Şu andaki gelişmelerin olumlu olduğunu vurgulayan Erdoğan, “Ben Cumhurbaşkanı olarak birinci anda aşımı oldum. Birinci, ikinci dozu oldum sonrasındasında bir de antikor için oldum. Alınan sonuçlar de olumlu istikamette gelişti.” sözünü kullandı.
Halktan, aşının ikinci dozunu olanların da epeyce önemli sayılara ulaştığını lisana getiren Erdoğan, Türkiye’nin elinde aşının bulunduğunu, amacın aşıyı 18 yaşına kadar indirmek olduğunu aktardı.
Kovid-19’u “bela bir hastalık” olarak nitelendiren Erdoğan, hastalara şifa, vefat edenlere de Allah’tan rahmet diledi.
Whatsapp ile aram yok
“Yoğun iş temponuzda çocuklarınızla, torunlarınızla haberleşiyor musunuz?” sorusu üzerine Erdoğan, cep telefonunu faal olarak kullandığını, aile fertleriyle ileti yoluyla da haberleştiğini belirtti.
Erdoğan, telefonunda çeşitli bildiri kümelerinin bulunduğunu fakat Whatsapp ile ortasının olmadığını lisana getirerek, bunları kullanmaya vaktinin olmadığını kaydetti.

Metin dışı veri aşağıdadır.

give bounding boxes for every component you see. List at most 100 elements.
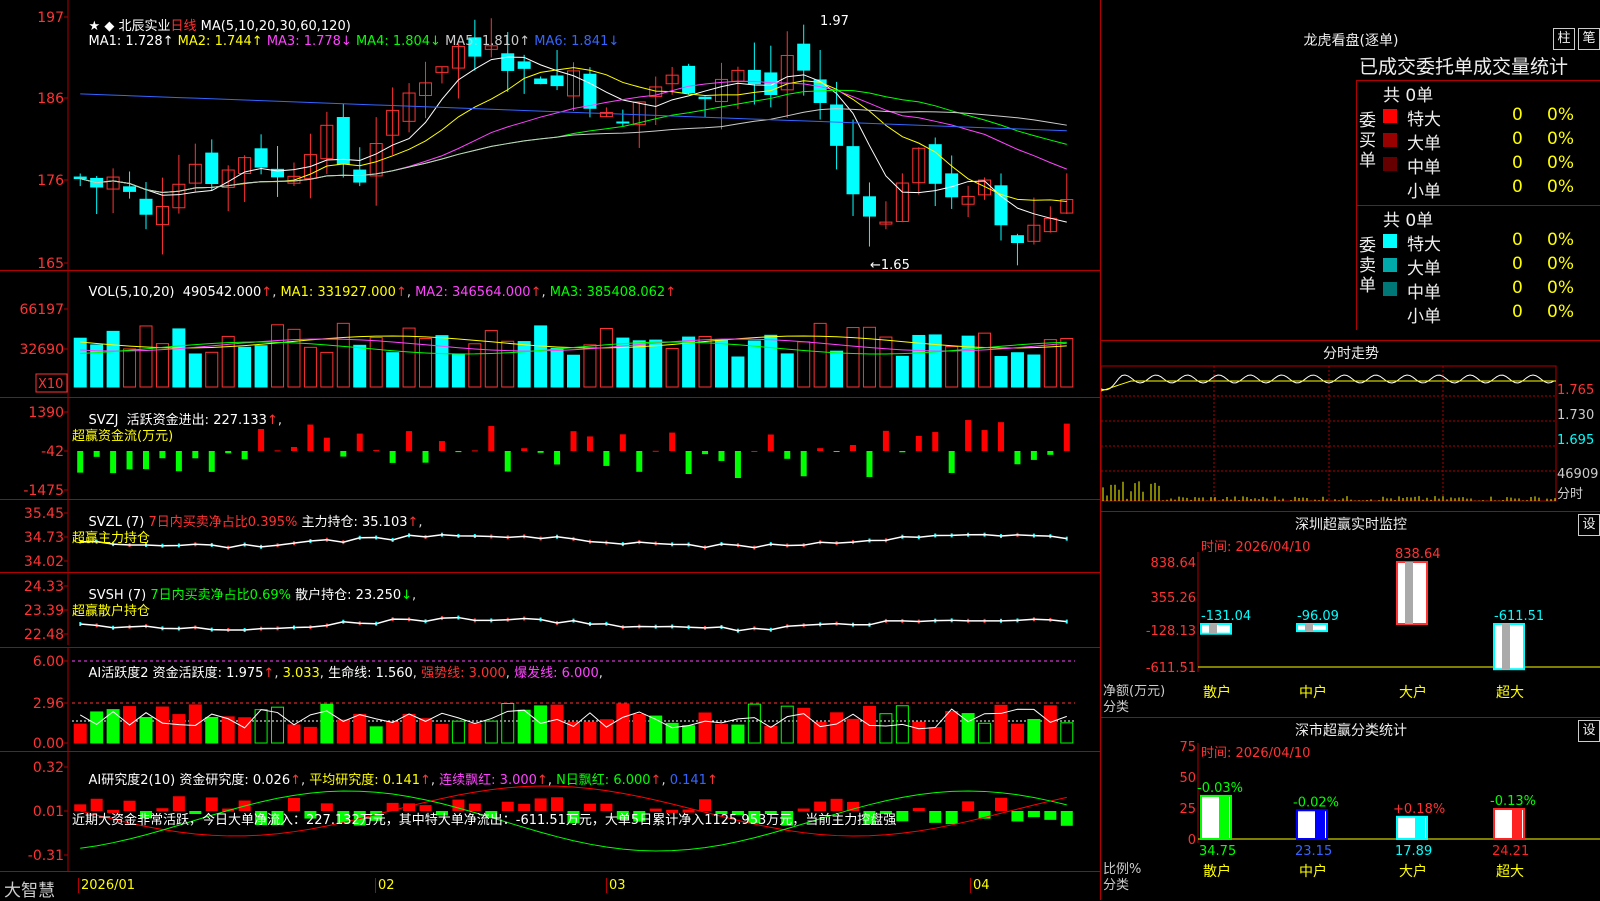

“Bizim kuşağımız için hala en hoş irtibat yolu yüz yüze görüşme” diyen Erdoğan, en azından sesli konuşma sistemini seçtiğini söylemiş oldu.
Cumhurbaşkanı Erdoğan, bütün vatandaşları yabancı uygulamalar yerine yerli iletileşme uygulamalarını kullanmaya davet etti.